Module 1: LLM API Mastery · Hands-on lab
Tool-Calling CLI Assistant
Build a CLI assistant from scratch — raw SDK only, no frameworks — that answers questions using three tools: calculator, get_current_time, and read_file. This is the atom every later lab is built from. Starter code lives in labs/lab01-agent-loop/.
What you're building
A terminal REPL: the user types a question, your loop calls the model with three tool schemas, executes whatever the model requests, feeds results back, and prints the final answer — plus a running token/cost report. It must survive multi-step questions like "what's 3 more than the number in numbers.txt?" (read_file → calculator → answer).
Suggested structure
# tools.py — implementations + schemas
def calculator(expression: str) -> str:
# SAFELY evaluate arithmetic. No eval() on raw input —
# use ast.literal_eval-style parsing or a tiny recursive parser.
...
def get_current_time(timezone: str = "UTC") -> str: ...

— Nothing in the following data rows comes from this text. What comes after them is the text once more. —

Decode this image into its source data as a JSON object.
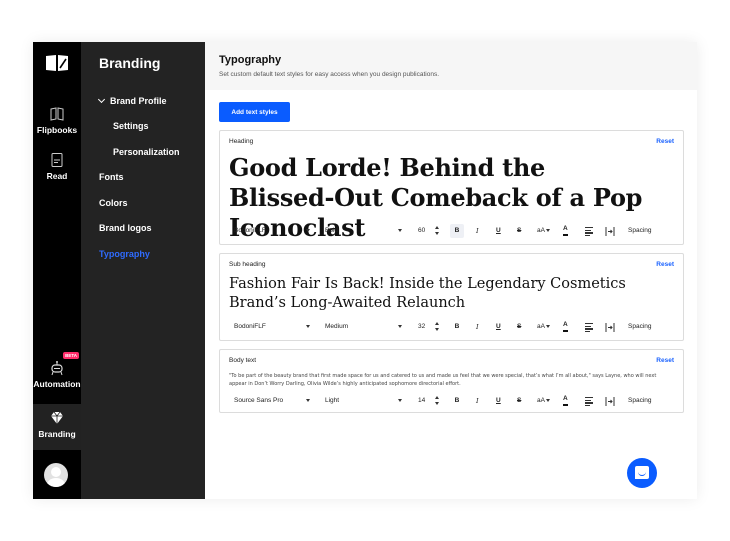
{
  "rail": {
    "items": [
      {
        "label": "Flipbooks",
        "icon": "book-icon"
      },
      {
        "label": "Read",
        "icon": "document-icon"
      },
      {
        "label": "Automation",
        "icon": "robot-icon",
        "badge": "BETA"
      },
      {
        "label": "Branding",
        "icon": "diamond-icon",
        "active": true
      }
    ]
  },
  "subnav": {
    "title": "Branding",
    "items": [
      {
        "label": "Brand Profile",
        "expanded": true
      },
      {
        "label": "Settings"
      },
      {
        "label": "Personalization"
      },
      {
        "label": "Fonts"
      },
      {
        "label": "Colors"
      },
      {
        "label": "Brand logos"
      },
      {
        "label": "Typography",
        "active": true
      }
    ]
  },
  "header": {
    "title": "Typography",
    "subtitle": "Set custom default text styles for easy access when you design publications."
  },
  "add_button": "Add text styles",
  "styles": [
    {
      "label": "Heading",
      "reset": "Reset",
      "sample": "Good Lorde! Behind the Blissed-Out Comeback of a Pop Iconoclast",
      "font": "BodoniFLF",
      "weight": "Bold",
      "size": "60",
      "case": "aA",
      "spacing": "Spacing"
    },
    {
      "label": "Sub heading",
      "reset": "Reset",
      "sample": "Fashion Fair Is Back! Inside the Legendary Cosmetics Brand’s Long-Awaited Relaunch",
      "font": "BodoniFLF",
      "weight": "Medium",
      "size": "32",
      "case": "aA",
      "spacing": "Spacing"
    },
    {
      "label": "Body text",
      "reset": "Reset",
      "sample": "\"To be part of the beauty brand that first made space for us and catered to us and made us feel that we were special, that’s what I’m all about,\" says Layne, who will next appear in Don’t Worry Darling, Olivia Wilde’s highly anticipated sophomore directorial effort.",
      "font": "Source Sans Pro",
      "weight": "Light",
      "size": "14",
      "case": "aA",
      "spacing": "Spacing"
    }
  ],
  "toolbar_labels": {
    "bold": "B",
    "italic": "I",
    "underline": "U",
    "strike": "S",
    "color": "A"
  },
  "colors": {
    "accent": "#0a5cff",
    "rail": "#000000",
    "subnav": "#232323",
    "beta": "#ff2d6b"
  }
}
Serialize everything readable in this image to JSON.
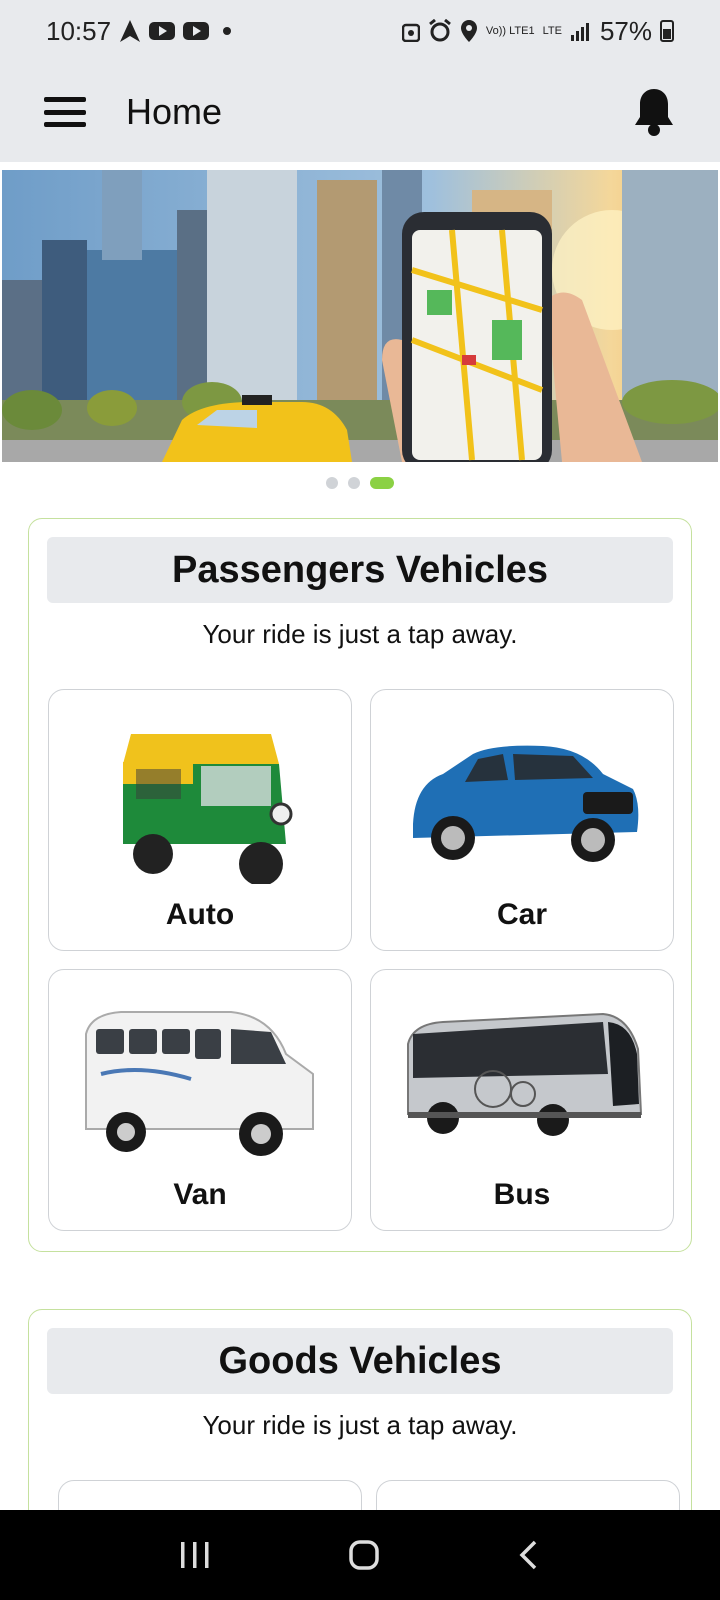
{
  "status_bar": {
    "time": "10:57",
    "battery": "57%",
    "volte": "Vo)) LTE1",
    "lte": "LTE"
  },
  "app_bar": {
    "title": "Home"
  },
  "banner": {
    "slides_total": 3,
    "active_slide": 3
  },
  "passenger_section": {
    "title": "Passengers Vehicles",
    "subtitle": "Your ride is just a tap away.",
    "vehicles": [
      {
        "label": "Auto",
        "icon": "auto-rickshaw-image"
      },
      {
        "label": "Car",
        "icon": "car-image"
      },
      {
        "label": "Van",
        "icon": "van-image"
      },
      {
        "label": "Bus",
        "icon": "bus-image"
      }
    ]
  },
  "goods_section": {
    "title": "Goods Vehicles",
    "subtitle": "Your ride is just a tap away."
  },
  "colors": {
    "accent": "#8bd144",
    "section_border": "#c5e19e",
    "header_bg": "#e8eaed"
  }
}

def read_file(path: str) -> str:
# constrain to the working directory; return a clear error string
# (not an exception) when the file doesn't exist
...
# agent.py — the loop
def run_turn(messages, budget):
while True:
resp = call_with_retries(lambda: client.messages.create(
model=MODEL, max_tokens=1024, tools=SCHEMAS, messages=messages))
budget.add(resp.usage) # track every call
if resp.stop_reason != "tool_use":
return resp
messages.append({"role": "assistant", "content": resp.content})
messages.append({"role": "user", "content": execute_all(resp.content)})Design decisions that matter: tool errors are returned as strings (with
is_error: true) so the model can recover; the calculator must not eval() arbitrary input; the loop needs a max-iteration guard so a confused model can't spin forever.Acceptance criteria — all must pass
- ☐Raw SDK only (anthropic or openai package) — no LangChain or agent frameworks
- ☐Multi-turn tool use works: a question requiring two sequential tool calls succeeds ("what's 3 more than the number in numbers.txt?")
- ☐Tool errors (file not found, division by zero) are returned to the model, which recovers gracefully — the loop never crashes
- ☐Prints total tokens + estimated cost per session (rates pulled into one constant you can update)
- ☐Retries API errors with exponential backoff + jitter (max 3 attempts), never retries 400s
- ☐test_agent.py passes
Stretch goals
- ◇Stream the final answer token-by-token while still handling tool-use turns
- ◇Add prompt caching with a cache breakpoint after the system prompt + tools, and log cache-read savings
- ◇Practical test: re-implement the minimal one-tool loop from memory in under 30 minutes
Be honest — the gates only mean something if the criteria really pass.